Aller au contenu

Ç’t’à ton tour, Albertine !

Albertine in Five Times, une version déguisée mais touchante présentée au Tuesday Night Café.

Crédit photo: Eric Chad

Albertine en 5 temps, pièce centrale de l’œuvre de Michel Tremblay, est considérée comme l’un des chefs‑d’œuvre de l’auteur. Albertine, quant à elle, est peut-être le personnage canadien le plus joué sur les scènes du pays. L’équipe du Tuesday Night Café, une compagnie de théâtre dirigée par des étudiants en partenariat avec le département d’études anglaises de McGill, a décidé de s’attaquer à ce classique de la littérature québécoise. Une entreprise audacieuse étant donnée la renommée de la pièce et le fait qu’elle sera jouée dans la langue de Shakespeare, sur un campus anglophone au cœur de la Belle Province.

Crédit photo : Eric Chad

Le verdict ? Même si le rythme tombe parfois  à plat, l’ensemble de la performance est quasi-impeccable. Le tout rendant bien l’essence d’un texte fort et d’une traduction fidèle.
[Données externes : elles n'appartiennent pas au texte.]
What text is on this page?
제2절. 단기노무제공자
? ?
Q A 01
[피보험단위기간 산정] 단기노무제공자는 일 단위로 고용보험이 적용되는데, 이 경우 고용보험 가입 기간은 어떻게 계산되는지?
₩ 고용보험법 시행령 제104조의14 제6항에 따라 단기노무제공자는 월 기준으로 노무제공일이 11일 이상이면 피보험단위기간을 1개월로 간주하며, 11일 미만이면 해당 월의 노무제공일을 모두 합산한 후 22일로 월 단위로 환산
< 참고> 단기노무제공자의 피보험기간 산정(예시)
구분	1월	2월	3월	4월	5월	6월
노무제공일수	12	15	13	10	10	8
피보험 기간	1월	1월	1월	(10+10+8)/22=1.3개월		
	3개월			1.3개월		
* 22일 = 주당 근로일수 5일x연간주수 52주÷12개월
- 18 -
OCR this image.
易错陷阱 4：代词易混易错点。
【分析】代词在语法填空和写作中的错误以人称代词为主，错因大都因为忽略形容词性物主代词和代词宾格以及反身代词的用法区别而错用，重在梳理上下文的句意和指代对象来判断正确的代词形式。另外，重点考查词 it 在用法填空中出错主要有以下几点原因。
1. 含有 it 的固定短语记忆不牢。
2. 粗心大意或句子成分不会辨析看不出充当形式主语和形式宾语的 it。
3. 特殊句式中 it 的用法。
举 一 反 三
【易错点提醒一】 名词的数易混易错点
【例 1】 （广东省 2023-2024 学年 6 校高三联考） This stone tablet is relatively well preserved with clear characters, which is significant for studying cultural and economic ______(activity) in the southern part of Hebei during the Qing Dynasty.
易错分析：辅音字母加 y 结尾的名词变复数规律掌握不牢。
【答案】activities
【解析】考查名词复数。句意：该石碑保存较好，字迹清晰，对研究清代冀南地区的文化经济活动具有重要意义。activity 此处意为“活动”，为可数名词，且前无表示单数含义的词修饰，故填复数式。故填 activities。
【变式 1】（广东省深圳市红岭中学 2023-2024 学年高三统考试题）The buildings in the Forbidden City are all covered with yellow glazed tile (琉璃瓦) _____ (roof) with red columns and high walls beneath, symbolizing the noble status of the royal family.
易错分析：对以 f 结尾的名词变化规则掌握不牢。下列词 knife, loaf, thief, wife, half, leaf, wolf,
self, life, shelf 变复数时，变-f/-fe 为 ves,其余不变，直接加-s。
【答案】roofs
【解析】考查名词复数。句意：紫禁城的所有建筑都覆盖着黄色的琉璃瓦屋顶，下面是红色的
Si cette version traduite fonctionne bien, c’est grâce à la qualité de son texte. Albertine se retrouve à 70 ans en maison de retraite. Seule pour sa première nuit dans ce nouvel univers, elle y fait l’état de sa vie en compagnie de ses fantômes. Les Albertine de ses 30, 40, 50 et 60 ans, ainsi que sa sœur Madeleine, son éternelle confidente, se rencontrent. Certaines sont optimistes, d’autres désillusionnées, pour faire le point sur les différentes étapes de leur existence. La pièce constitue une critique sociale du rôle de la femme dans la société québécoise des années 30 et 40. C’est un cri du cœur venant d’une femme dépossédée de sa destinée qu’elle voit plutôt régie par les normes d’une société elle-même plongée dans la Grande noirceur.

Dès l’entrée en salle, on voit que la pièce sera jouée dans les règles de l’art : le décor est typiquement « tremblayen » et La Bastringue, jouée en boucle, fait office de trame sonore. Le casting est mené avec brio et chacune des comédiennes représente bien physiquement  Albertine dans toutes les étapes de sa vie. La mise en scène, de Zoe Erwin-Longstaff est simple, épurée, et laisse toute la place au texte. On y retrouve aussi, à dose calculée (preuve du bon goût et de la maîtrise du genre de madame Erwin-Longstaff) les monologues féminins et l’utilisation du chœur, pratiques propres à Michel Tremblay.

Au début de sa carrière, Michel Tremblay faisait preuve de réticence à voir ses pièces traduites et interprétées en anglais. Cette peur est compréhensible ; la plupart des œuvres de l’auteur dépeignent la réalité du quartier populaire francophone du Plateau Mont-Royal. Ce que le TNC Theatre illustre avec habileté grâce à sa production de Albertine in 5 Times, c’est que Michel Tremblay est tout aussi crédible, poignant et pertinent, même si ses pièces ne sont pas en « joual ».